We (and by we, I mean it in the most universal sense - more than just who is reading this) might not be buying into the predator's con, but we can be vulnerable to the stress. Resiliency building means keeping one's head on in the face of adversity. This is what we can address.
Let's recognize that in many ways we are like POW's imprisoned in this psychological warfare. POW's do resiliency building. So do college students. And San Francisco State? Well, this is one of the most diverse student populations in our higher learning system. A third of these students are first generation - college students and Americans. So of course San Francisco State (whose mission is to build multicultural competency and motto is experience teaches) has invited an education reformer like Dr Cochrane to build community and resilience through a direct learning practice. Of course this is where we are going to find experts and people who are motivated. Let's help them integrate it into the public sphere. How? I can think of so many ways. Now is the time. People are wondering what to do.
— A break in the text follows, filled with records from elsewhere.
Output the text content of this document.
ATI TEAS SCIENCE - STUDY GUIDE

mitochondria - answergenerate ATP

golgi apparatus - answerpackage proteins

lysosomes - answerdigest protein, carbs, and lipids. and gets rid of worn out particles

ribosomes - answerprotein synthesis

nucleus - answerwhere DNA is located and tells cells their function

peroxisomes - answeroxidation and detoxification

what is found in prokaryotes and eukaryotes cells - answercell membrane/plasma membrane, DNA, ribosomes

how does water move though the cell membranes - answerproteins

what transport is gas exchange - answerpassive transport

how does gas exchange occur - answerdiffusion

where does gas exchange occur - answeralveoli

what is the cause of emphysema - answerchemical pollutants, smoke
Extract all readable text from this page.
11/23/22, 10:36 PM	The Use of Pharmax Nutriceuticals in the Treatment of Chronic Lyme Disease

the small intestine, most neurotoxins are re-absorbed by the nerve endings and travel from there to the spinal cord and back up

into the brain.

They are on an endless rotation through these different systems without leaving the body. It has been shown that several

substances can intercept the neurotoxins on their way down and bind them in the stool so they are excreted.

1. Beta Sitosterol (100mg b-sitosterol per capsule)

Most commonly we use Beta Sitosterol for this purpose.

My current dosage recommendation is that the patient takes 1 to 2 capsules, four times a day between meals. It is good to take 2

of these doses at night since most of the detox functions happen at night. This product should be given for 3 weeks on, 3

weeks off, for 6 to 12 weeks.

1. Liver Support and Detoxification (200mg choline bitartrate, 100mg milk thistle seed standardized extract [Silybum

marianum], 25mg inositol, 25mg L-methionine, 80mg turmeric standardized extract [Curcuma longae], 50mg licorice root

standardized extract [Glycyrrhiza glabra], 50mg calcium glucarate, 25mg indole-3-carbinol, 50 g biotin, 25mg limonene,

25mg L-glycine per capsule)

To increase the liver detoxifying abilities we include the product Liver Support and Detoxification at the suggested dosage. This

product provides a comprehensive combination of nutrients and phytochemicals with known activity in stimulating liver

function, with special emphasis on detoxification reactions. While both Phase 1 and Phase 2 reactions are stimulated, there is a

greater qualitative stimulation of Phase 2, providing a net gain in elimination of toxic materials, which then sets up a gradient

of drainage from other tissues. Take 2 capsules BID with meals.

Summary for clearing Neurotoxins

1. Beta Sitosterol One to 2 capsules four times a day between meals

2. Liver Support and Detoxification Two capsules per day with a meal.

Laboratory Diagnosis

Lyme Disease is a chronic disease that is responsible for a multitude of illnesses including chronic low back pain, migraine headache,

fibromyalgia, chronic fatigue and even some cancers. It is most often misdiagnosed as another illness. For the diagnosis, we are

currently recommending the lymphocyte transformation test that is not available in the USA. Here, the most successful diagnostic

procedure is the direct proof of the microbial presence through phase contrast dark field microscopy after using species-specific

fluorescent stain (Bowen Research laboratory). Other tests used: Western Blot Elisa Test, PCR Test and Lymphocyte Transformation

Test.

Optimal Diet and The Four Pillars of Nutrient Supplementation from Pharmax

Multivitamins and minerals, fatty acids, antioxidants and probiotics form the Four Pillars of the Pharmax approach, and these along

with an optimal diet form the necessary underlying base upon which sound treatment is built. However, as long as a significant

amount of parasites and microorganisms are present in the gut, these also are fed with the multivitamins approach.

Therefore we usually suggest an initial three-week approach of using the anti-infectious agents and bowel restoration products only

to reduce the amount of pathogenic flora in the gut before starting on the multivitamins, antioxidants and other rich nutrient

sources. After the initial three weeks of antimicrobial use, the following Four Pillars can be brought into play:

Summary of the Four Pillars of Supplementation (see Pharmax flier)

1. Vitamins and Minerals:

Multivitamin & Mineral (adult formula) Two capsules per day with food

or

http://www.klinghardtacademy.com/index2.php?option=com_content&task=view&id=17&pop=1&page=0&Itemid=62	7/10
Also, this idea aligns with so many goals that are important and being supported right now - passing the miic to the marginalized. I wouldn't be surprised to see college students from prestigious campuses supportive and engaging in a practice led by the marginalized leaders in our culture.
This is a win win win proposition too, because critical reflection is a protective factor. This is a healthy coping mechanism. It's a way to address the stresses of physical distancing during the pandemic.
Okay. Look, I have a 30 page meta analysis going on in my head, so let me pull out of my science research and wind down here!
The beauty of Dr Cochrane's program? It's transportable. Its a simple system that builds competency and drives commitment - because it's that much fun. It builds fellowship and socio emotional skills. At San Francisco State, the program was run by undergraduates. Dr Cochrane was like the Wizard of Oz, haha, while this whole diverse society of students ran the program.
Chris Quinn
Thanks Roger for lifting up the work of David Brooks and Peter Mayer.  David has written/commented extensively lately (NY Times, Atlantic, PBS News Hour, etc,) about our divisive cultural dilemma,  His thoughtful observations and suggestions for remedies have been helpful to me, and I appreciate his willingness to challenge us to facilitate the change we desire.
It is also wonderful to connect with a fellow Peter Mayer fan.  I have followed Peter's beautiful creative soul for many years as he has stayed in my home, and performed in the Bieroc Cafe, our community acoustic music listening room.  When we are able to gather again for a live concert, if you get a chance to spend an evening with Peter Mayer l urge everyone to do it.  His musicianship, melodies, and thoughtful poetic lyrics will serve as a healing force for pandemic recovery.  Until then, enjoy him where you can find him online or buy his records.